Fail to verify delegation certificate

I tried to pass identity using the key file as below.

public async init(host: string, idlFactory: IDL.InterfaceFactory, canisterId: string, keyFile?: string) : Promise<void> {
        try {
            let identity = undefined;
            if (keyFile) {
                const rawKey = fs
                    .readFileSync(keyFile, 'utf8')
                    .toString()
                    .replace("-----BEGIN EC PRIVATE KEY-----", "")
                    .replace("-----END EC PRIVATE KEY-----", "")
                    .trim();
                    console.log(rawKey);
                // const rawBuffer = Buffer.from(rawKey, 'utf-8');

                // Convert the pem file to a sha256 hash
                const privKey = Uint8Array.from(sha256(rawKey, { asBytes: true }));

                // Initialize an identity from the secret key
                identity = Secp256k1KeyIdentity.fromSecretKey(
                    Uint8Array.from(privKey).buffer
                );
                console.log(identity.getPrincipal().toText());
            }
            const agent = new HttpAgent({ host, fetch: fetch as any, identity });
            
            // if (process.env.PRODUCTION === undefined || process.env.PRODUCTION !== 'prod') {
            //     await agent.fetchRootKey();
            // }

            this.actor = Actor.createActor(idlFactory,{
                agent,
                canisterId,
            });
        } catch (err) {
            return Promise.reject(err);
        }
    }

I’m getting an error fail to verify delegation certificate
I printed out the principle as well and the generated one is different than my actual principle id.
I really appriciate someone can help me to resolve this issue.

I tried quite a bit too (see this post) but did not manage to make it neither.

At the end of the day, if your goal is to reproduce itentities from dfx in agent-js, it might just unfortunately not be possible at the moment :point_right: Using @dfinity/agent in node.js - #39 by kpeacock

It’s definitely possible to get a reproducible identity from a PEM file, but reproducing the exact behavior from the Rust library used by dfx to parse .pem files takes a lot of work.

I suggest structuring your code with the assumption of multiple controllers or privileged users, and then using a separate identity in JS from your command line

Thanks for the reply @kpeacock.
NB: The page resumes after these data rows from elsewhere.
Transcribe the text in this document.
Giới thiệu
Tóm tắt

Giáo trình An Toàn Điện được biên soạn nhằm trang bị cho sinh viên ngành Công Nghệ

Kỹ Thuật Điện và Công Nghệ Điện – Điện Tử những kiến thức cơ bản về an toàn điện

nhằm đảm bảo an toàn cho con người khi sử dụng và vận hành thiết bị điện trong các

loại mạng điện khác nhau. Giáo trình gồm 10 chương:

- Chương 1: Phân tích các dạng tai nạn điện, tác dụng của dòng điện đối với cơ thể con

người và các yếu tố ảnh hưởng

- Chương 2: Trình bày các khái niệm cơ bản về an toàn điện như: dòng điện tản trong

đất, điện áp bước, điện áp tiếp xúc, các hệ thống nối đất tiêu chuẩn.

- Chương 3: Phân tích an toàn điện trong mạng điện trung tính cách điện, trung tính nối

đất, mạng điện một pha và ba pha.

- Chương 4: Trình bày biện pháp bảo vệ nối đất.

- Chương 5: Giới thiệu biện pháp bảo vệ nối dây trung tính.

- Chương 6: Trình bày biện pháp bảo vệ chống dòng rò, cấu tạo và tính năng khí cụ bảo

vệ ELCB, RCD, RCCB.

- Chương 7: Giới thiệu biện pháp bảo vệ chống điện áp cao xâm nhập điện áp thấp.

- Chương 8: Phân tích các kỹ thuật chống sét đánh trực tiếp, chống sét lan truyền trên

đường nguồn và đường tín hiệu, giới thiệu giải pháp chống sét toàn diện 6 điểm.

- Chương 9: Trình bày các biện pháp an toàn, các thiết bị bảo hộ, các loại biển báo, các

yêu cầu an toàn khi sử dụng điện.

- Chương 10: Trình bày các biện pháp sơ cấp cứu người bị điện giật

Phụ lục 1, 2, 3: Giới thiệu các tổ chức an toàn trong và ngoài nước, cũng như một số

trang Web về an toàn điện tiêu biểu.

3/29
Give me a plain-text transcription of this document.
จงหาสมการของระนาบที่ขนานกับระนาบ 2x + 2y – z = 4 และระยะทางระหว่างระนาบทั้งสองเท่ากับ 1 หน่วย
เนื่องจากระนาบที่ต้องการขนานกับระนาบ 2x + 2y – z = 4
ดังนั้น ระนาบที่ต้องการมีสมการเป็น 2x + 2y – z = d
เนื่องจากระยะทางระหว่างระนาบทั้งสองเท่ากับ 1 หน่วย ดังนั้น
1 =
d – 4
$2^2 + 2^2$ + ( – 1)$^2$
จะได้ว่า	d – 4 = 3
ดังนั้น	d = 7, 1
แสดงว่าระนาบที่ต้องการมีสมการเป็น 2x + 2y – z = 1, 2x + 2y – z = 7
Actually, What I’m trying to do is that deploy a serverless application that interacts with the ICP

Any updates on this?

Could rust be an option for you for this project? Rust is often touted as the future of serverless, and for good reasons.

Thanks for the reply @GLdev. I wrapped a nestjs project inside my serverless application that has been written in Typescript. So using Rust maybe not be possible for me. Is there any other way to set identity in the javascript client?

I would go the route suggested in another post: create an arbitrary identity and add it in your ACL on the canister side, so you can accept messages from it. A new feature of dfx is that you can add multiple controllers, so that could also be done.

Basically with this new feature you shouldn’t need to add the exact same key from dfx to your serverless functions. You can use different identities and just add them as controllers / in the ACL

Could you share some useful resources with me?
Another quick question if you could help, I printed out the caller’s identity in a canister function in my local development environment and I called the function from Nodejs client by fetching the root key. It doesn’t match the principal id of mine. Why is that?

I was possible to generate the principle id as in the following post and generated a new identity using the keysmith tool. Use seeds example.

It’ll be very useful if someone can document these since a lot of developers facing the same kind of issues. Thank you very much for helping me guys.